Sunday, 8 March 2009

Return to the gold standard?

I have been hearing two things about gold a lot recently...
  1. Gold keeps its value in the long term.
  2. Therefor gold should be used as a peg for currencies - "the gold standard".
Now I do absolutely agree with point 1. In the long term gold has kept its value very well. This is in large part because it the quantity of it in existence is very restricted. However I would not agree with statement 2 at all. The problem is that whilst golds long term value has been very constant, its short or medium term value has varied all over the place. The reason for this is that it is a popular target for speculation, in fact it's value is largely dominated by speculation. Its price can become temporarily very high purely because of the belief that it will go even higher - this is a self feeding phenomena leading to great booms followed by busts... mark my words - just watch what happens to the price of gold when (or shortly before) this recession finally comes to an end (which may be some time) - it's price will come crashing down.

So one may ask, how can we keep the value of a currency stable? I think the answer is obvious - ditch the ridiculous, unstable, out of control, fractional reserve currency system and instead arrange to have a fixed quantity of money in an economy.

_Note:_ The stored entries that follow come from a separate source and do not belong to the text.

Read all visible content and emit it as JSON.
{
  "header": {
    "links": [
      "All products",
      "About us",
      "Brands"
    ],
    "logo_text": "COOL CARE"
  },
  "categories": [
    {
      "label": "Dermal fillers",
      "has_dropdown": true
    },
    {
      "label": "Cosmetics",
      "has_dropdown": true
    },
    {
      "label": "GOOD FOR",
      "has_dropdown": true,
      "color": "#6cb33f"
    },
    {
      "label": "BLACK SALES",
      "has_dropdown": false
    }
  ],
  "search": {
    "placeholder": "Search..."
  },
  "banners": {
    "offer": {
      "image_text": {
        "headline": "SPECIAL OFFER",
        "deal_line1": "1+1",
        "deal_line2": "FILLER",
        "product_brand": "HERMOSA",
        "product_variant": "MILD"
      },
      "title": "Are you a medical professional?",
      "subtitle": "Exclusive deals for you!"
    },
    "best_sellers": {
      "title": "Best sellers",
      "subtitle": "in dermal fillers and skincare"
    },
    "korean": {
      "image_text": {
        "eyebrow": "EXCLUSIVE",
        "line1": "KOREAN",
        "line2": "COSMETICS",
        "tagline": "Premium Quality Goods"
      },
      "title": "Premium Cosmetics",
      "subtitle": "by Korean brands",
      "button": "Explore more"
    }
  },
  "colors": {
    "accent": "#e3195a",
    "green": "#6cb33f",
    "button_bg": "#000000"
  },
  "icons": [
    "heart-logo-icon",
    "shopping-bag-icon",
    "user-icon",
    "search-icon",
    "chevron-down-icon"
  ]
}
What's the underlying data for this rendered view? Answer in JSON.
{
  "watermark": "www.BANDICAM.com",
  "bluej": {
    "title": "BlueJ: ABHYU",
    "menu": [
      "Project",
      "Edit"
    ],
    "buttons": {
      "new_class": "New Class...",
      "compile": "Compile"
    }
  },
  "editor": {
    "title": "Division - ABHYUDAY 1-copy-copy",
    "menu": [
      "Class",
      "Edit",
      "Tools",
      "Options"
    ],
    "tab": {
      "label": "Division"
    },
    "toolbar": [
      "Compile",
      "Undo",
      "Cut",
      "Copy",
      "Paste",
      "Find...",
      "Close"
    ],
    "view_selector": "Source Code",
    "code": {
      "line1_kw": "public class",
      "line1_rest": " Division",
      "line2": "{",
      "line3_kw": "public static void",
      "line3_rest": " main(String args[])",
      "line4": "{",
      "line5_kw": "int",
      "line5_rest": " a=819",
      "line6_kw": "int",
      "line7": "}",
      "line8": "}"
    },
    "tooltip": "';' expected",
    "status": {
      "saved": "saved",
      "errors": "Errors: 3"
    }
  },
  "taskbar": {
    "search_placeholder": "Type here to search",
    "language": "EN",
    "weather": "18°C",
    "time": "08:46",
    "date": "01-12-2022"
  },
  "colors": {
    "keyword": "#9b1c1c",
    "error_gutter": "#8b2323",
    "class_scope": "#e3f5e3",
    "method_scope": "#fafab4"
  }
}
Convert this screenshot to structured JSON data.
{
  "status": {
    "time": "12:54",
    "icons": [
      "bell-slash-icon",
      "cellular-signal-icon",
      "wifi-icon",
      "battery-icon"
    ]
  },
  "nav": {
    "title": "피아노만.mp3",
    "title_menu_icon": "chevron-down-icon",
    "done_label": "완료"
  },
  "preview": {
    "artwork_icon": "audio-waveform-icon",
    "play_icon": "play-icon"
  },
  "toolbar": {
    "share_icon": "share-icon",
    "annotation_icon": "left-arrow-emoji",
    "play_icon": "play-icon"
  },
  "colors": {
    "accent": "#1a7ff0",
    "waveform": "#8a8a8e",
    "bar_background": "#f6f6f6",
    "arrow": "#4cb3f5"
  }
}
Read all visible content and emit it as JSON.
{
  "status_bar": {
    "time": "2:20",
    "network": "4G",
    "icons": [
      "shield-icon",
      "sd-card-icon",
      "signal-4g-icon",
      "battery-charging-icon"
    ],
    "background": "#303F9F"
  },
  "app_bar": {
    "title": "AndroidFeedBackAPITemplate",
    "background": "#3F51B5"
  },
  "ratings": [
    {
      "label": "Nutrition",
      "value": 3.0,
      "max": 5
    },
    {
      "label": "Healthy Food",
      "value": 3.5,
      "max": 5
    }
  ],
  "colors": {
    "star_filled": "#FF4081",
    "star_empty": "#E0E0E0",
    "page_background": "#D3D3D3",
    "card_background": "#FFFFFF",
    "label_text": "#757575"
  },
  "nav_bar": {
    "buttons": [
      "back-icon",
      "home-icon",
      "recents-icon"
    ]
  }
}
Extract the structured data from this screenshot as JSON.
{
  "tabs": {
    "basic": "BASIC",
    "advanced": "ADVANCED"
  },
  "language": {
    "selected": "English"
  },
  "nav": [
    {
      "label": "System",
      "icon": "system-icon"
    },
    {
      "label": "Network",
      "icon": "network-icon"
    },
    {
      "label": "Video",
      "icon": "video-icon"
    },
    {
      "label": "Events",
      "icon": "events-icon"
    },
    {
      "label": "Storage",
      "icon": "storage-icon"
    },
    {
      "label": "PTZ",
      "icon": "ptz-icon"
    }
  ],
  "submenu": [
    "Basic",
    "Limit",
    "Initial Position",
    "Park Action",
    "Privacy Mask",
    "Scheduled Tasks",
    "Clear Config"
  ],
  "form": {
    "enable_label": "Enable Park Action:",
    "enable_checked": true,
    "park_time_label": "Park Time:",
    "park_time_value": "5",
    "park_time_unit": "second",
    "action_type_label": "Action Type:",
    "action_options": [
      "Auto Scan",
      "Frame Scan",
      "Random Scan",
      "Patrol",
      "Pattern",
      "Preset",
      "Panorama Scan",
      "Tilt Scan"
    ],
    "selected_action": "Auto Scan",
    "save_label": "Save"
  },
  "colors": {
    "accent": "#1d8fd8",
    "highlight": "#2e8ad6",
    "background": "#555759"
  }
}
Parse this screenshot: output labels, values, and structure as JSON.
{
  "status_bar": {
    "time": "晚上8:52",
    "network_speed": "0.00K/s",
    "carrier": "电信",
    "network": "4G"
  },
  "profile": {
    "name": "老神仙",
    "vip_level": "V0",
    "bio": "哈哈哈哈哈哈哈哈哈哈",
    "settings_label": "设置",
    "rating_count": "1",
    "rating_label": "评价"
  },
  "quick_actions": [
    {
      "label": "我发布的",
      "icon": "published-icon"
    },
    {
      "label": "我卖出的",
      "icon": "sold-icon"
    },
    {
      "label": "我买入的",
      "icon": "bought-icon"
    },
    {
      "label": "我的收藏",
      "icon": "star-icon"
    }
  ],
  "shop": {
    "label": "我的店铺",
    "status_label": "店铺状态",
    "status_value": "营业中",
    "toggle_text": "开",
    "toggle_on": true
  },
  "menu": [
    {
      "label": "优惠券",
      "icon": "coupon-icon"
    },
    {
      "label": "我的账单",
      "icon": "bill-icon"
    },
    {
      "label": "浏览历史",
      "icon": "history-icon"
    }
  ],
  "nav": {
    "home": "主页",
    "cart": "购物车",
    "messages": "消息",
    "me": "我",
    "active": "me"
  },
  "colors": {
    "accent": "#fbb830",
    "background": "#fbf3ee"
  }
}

This way a currency will only vary with the productivity of the nation. There is no need to peg it to anything in order for it to be stable. Instigating this plan could be achieved in a variety of ways, the only real obstacle being the political will to do it.

Some people, when faced with the thought of a fixed quantity of money in an economy seem to think that it would somehow "stunt growth" because "you need more money if you're ever going to pay for the ever increasing output of an economy" - but this argument is entirely fallacious. Money continuously adjusts its own value.